リーマンショックに限らず、世界のどこかで何か悪い事が起こると、判で押したように円高・ドル安にふれるのはなぜなのか?
私は先月まで、こんな基本的な事も知りませんでした。
まあ、デイトレーダーは経済音痴でも十分務まるので問題ありませんが、やっぱり知らないよりは知ってた方がベターだと思います。
日本のバブルが崩壊した1990年以降、国内の景気回復の為に「ゼロ金利政策」が長く続きました。
お金が国内で潤沢に流れれば消費や投資が上向くと考えられるのがその理由です。
ところが、それは日本限定の見方であり、日本が国際社会の一員である事を忘れています。
地球上に金利1%の国があり、また別の所では金利5%の国があるとする。
だったら金利1%の国でお金を借りて、金利5%の国で運用すれば、労せずして4%の利益を得る事ができます。
更に、金融の世界ではレバレッジという魔法の杖が使えるので、年利4%の商品をレバレッジ10倍で運用すれば年利40%の儲けになります。
1億円借りて、1年で4千万円の利益が出せれば、誰でもウハウハですよね?
円を借りてドルに替える。
そのドルで中国やインドの株を買ったり工場に投資したり、石油や金などの商品相場で儲ける。
アメリカの投資銀行やヘッジファンドは、これで稼ぎまくっていたらしいのです。
今年、日本の漁師さんが燃料高騰の為に漁に出るに出られない事がニュースで流れていました。
「中国などの需要が高まっているからだ!」
みたいな尤もらしい見解もありましたが、実際には日本の低金利政策が生み出した「金利の歪み」が原因であり、その原資は他ならぬ「円」だった訳です。
円は日本国内を潤さないで、海外の投機家達を潤していたと言うのです。
この低金利の円を借りてドルに替えて儲ける事を円キャリートレードと言います。
この円キャリートレードで儲かる条件としては、日本の金利が低い事と、円安ドル高傾向が続く必要があります。
ところが一たび「円高」に傾くと、儲けの構造は損失の構造に早変わりします。
これはFXでスワップ狙いでドルを持った経験のある方なら、経験的に理解されているはずです。
「円高だ!」
という事になれば、一刻も早く逃げるしかありません。
ガソリンを買っていたのなら、さっさと売って現金化し、借りていた円を返す必要があります。
「円キャリートレード」は、世界のどこかで歯車がちょっと狂うだけで、今度は我先にとドル売り円買いの一方通行的な流れとなり、止め処ない円高トレンドが起こります。
これを
「円キャリートレードの巻き戻し」
と呼びます。
一旦巻き戻しのスイッチが入ると、連鎖反応的に世界のあらゆる投機市場で巻き戻しが繰り返されるのです。
世界的に異常なまでの低金利政策を続けてきた結果、世界の投機家達に「低コストのマネー」として利用され続け、そのツケが連鎖反応的なまでの円高として日本に帰ってきているのが、現在の状況です。
最近米国が大幅な利下げに踏み切った事から、「円キャリートレード」による「儲けの公式」はとりあえずは崩壊したと考えられますが、金利のアンバランスは長年続いていましたから、まだどれほどの「巻き戻し余力」が世界の投機家のポジションに残されているのかは見えません。
今後何か悪いニュースがどこかの国で起こってまた円高に振れたら、「巻き戻し余力」がまだ残っていたと理解して下さい。
今本屋に並んでいる関係書籍の殆どは上記の説明で問題ないのですが、藤巻健史氏の「マネーはこう動く」(光文社刊)では否定されています。
「リスクの高いヘッジファンド等に低金利で貸し出す銀行などは無い。

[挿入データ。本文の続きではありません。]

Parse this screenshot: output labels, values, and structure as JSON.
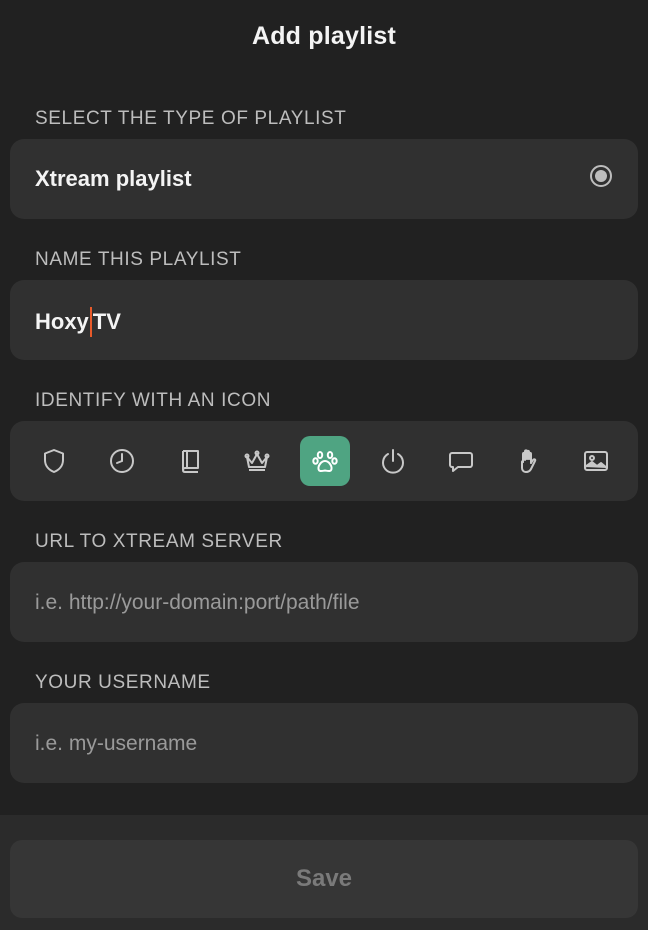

」
というのが氏の論拠です。
藤巻さんの本は面白くてためになるので、今までにも何冊も読んできました。
でも、この本ではサブプライムローン問題を完全に読み違えてますし、昨今の激烈な円高傾向は「円キャリートレードの巻き戻し」説が正しい事を裏付けていると思われます。
次の本で何を書かれるのか、ちょっと意地悪ですが楽しみにしています。